The Dodgers handed Kershaw a two-run cushion after two innings on home runs by Joc Pederson and Yasiel Puig. The cushion was squandered by the end of the third. Gorkys Hernandez supplied the first blow in the second inning. Kershaw fell behind 3-0 before battling back to run the count full. But Hernandez smacked a 92-mph fastball through the left side for an RBI single.

In the third inning, Abiatal Avelino delivered a pinch-hit single and scored from first base on Hunter Pence’s double into the left field corner on what would’ve been a close play at the plate had catcher Yasmani Grandal not dropped the ball before applying a tag. Joe Panik then lined a first-pitch fastball to left field to score Pence and move the Giants in front.

The Dodgers responded with a three-run fifth inning, an outburst capped by Kershaw’s soft two-run single to right field against left-hander Ty Blach. He’ll finish the season with seven RBIs and a .239 batting average.

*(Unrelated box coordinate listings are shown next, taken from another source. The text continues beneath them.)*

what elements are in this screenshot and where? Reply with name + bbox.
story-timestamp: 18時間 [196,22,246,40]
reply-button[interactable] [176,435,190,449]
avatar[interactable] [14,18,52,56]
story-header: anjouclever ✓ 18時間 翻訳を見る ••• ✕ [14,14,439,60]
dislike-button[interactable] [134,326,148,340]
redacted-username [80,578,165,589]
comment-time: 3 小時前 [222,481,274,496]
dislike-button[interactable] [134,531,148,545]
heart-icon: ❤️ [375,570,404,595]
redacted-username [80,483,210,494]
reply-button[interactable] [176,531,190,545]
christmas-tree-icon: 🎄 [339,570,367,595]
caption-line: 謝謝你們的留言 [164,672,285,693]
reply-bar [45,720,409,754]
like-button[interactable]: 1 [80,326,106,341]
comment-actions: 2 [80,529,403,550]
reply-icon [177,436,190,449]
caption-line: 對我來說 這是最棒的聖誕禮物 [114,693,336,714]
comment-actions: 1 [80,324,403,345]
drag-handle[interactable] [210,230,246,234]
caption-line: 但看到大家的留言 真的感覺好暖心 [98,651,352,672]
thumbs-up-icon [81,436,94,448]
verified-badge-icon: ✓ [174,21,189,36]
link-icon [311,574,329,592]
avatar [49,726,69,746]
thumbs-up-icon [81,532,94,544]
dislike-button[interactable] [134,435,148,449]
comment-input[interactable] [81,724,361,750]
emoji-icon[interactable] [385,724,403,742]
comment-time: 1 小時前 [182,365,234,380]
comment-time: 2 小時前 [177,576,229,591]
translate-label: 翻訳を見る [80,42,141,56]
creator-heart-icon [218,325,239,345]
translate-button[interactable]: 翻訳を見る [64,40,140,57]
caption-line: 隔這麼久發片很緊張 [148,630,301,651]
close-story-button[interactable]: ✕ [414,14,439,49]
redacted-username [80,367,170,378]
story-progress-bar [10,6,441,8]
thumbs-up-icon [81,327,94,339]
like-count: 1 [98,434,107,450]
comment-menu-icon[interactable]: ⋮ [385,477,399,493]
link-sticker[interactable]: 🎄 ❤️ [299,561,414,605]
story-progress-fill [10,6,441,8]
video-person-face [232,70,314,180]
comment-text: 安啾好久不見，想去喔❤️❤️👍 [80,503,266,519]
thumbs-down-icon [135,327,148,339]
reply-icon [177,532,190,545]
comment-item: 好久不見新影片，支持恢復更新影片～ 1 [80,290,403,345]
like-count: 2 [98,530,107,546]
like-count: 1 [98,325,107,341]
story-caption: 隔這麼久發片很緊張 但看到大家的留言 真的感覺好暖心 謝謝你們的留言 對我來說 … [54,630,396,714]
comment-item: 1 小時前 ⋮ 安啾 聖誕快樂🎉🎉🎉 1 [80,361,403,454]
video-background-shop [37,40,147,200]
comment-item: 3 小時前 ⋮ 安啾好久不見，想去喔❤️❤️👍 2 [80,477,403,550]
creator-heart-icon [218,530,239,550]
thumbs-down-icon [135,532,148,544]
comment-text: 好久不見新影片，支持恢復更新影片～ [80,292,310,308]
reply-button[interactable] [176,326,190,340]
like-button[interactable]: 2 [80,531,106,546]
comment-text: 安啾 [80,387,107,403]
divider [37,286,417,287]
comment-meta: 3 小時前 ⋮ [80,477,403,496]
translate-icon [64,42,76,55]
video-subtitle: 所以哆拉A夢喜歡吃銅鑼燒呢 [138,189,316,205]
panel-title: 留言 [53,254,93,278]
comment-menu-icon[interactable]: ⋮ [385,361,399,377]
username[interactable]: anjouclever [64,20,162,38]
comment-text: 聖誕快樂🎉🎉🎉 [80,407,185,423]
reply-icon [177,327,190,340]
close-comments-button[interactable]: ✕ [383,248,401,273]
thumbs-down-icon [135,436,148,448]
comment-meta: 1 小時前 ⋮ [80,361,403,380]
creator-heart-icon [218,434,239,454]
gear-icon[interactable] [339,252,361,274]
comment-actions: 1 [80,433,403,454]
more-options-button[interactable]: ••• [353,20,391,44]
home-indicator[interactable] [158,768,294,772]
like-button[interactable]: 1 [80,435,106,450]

For Kershaw to pitch again this season, the Dodgers must advance to the National League Division Series; Kershaw likely would start Game 1 against the Atlanta Braves on Thursday. For that to happen, they need to either claim the NL West title or win the NL wild-card game Tuesday. Saturday was a step in that direction. Kershaw wasn’t nearly his best, but he was good enough. Now, he must wait.

“Five straight division titles, making the playoffs this year, made the playoffs my first two years, that’s like eight out of 11 or something, something ridiculous,” Kershaw said. “That’s not lost on me. I understand how incredible that is. It’s just a testament to this organization. And I’m thankful. I’m thankful I got to be here. I’m thankful I got to grow up here.”